Solutions (check in order):

  1. Ensure Built-in Tools are enabled for the model:

    • Go to Workspace > Models > Edit for your model
    • Under Builtin Tools, make sure the Knowledge Base category is enabled (it is by default)
    • If this is disabled, the model has no way to query attached knowledge bases
  2. Add a system prompt hint:

    • Some models need explicit guidance to use their tools. Add something like:

      "When users ask questions, first use list_knowledge_bases to see what knowledge is available, then use query_knowledge_bases to search for relevant information before answering."
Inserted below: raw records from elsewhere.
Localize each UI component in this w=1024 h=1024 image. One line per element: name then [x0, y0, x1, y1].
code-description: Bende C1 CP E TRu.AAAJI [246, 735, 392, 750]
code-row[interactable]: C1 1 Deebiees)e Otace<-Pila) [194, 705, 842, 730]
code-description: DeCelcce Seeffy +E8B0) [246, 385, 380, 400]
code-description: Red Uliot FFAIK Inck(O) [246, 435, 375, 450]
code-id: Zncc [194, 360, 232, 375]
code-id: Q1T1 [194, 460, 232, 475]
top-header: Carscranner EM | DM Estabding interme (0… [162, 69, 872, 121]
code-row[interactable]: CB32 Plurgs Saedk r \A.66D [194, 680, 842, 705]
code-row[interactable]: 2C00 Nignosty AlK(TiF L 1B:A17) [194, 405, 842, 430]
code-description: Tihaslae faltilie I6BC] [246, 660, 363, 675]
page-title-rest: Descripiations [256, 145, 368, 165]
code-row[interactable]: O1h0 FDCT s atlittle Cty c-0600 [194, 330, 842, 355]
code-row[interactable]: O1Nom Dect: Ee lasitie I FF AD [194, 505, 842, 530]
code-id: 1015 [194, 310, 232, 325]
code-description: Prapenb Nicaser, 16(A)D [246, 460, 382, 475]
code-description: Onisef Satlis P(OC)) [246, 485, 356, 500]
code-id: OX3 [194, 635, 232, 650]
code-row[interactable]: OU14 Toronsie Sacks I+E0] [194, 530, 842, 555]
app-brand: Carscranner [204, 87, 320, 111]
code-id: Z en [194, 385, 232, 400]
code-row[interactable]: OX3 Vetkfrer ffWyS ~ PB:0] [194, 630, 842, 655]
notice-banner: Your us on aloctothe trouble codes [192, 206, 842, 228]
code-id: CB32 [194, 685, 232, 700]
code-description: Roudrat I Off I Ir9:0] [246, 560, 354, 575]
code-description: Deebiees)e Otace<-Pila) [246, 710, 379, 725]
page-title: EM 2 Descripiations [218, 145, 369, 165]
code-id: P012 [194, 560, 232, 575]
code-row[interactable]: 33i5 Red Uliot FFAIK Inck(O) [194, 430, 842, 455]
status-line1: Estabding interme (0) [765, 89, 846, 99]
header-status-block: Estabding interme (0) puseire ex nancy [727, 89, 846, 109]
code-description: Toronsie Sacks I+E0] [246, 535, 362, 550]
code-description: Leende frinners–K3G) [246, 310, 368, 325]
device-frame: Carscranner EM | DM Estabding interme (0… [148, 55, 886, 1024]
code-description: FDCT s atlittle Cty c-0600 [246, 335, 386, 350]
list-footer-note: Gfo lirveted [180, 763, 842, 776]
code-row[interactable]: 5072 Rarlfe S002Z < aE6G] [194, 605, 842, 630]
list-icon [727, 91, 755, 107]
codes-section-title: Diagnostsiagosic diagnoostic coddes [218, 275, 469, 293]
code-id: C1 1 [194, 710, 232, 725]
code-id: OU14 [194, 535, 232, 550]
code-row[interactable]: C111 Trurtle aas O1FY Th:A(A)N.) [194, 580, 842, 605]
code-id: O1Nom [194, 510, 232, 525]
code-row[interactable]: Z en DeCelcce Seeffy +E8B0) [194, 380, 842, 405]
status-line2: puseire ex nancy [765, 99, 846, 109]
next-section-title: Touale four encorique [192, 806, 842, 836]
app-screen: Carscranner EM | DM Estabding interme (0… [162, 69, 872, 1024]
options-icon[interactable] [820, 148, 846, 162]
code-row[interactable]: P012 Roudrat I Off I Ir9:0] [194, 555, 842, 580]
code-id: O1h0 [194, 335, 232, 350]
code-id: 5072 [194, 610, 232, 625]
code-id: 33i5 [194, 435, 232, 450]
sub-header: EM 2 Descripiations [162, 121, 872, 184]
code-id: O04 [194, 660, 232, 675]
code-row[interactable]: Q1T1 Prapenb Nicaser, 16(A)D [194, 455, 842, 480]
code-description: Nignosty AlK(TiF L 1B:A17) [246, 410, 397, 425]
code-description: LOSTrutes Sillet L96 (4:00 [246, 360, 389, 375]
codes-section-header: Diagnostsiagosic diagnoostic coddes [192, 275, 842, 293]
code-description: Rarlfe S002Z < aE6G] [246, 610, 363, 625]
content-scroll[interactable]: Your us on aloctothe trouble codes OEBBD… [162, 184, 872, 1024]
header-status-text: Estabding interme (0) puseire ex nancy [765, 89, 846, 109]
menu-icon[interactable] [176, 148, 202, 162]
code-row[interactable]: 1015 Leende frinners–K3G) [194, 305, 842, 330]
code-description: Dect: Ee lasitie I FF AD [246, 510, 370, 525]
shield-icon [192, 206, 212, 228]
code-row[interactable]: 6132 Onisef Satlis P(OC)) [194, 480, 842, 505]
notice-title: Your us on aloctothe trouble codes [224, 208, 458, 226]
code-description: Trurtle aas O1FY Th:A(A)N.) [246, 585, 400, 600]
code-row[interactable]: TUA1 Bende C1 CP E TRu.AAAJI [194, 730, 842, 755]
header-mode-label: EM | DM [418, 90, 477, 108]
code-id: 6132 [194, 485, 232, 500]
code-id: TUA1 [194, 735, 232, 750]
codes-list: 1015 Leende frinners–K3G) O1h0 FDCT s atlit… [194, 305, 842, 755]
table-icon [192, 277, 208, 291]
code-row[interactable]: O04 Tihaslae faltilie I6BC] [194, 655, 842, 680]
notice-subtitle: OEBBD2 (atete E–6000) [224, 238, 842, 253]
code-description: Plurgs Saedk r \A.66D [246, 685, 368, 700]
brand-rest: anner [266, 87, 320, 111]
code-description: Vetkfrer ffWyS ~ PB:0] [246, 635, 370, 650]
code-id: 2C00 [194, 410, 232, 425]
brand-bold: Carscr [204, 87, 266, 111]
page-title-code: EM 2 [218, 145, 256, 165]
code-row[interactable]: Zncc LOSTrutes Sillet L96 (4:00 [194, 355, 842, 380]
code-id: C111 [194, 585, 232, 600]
  3. Or disable Native Function Calling for that model:

    • In the model settings, disable Native Function Calling to restore the classic auto-injection RAG behavior from earlier versions
  4. Or use Full Context mode:

    • Click on the attached knowledge base and select "Use Entire Document"
    • This bypasses RAG entirely and always injects the full content, regardless of native function calling settings
Why the Change?

Open WebUI is moving toward agentic RAG, where the model autonomously decides when and how to search knowledge bases. This is more powerful than classic RAG because the model can retry searches with different queries if the first attempt didn't yield good results. However, it does require models that are capable of using tools effectively. For smaller or older models that struggle with tool calling, disabling Native Function Calling is the recommended approach.

For the full explanation of how knowledge scoping and retrieval modes work, see the Knowledge documentation and File Context vs Builtin Tools.


ProblemFix
🧠 Model ignores attached knowledge baseEnable Builtin Tools, add system prompt hints, or disable native function calling

By optimizing these areas—extraction, embedding, retrieval, and model context—you can dramatically improve how accurately your LLM works with your documents. Don't let a 2048-token window or weak retrieval pipeline hold back your AI's power 🎯.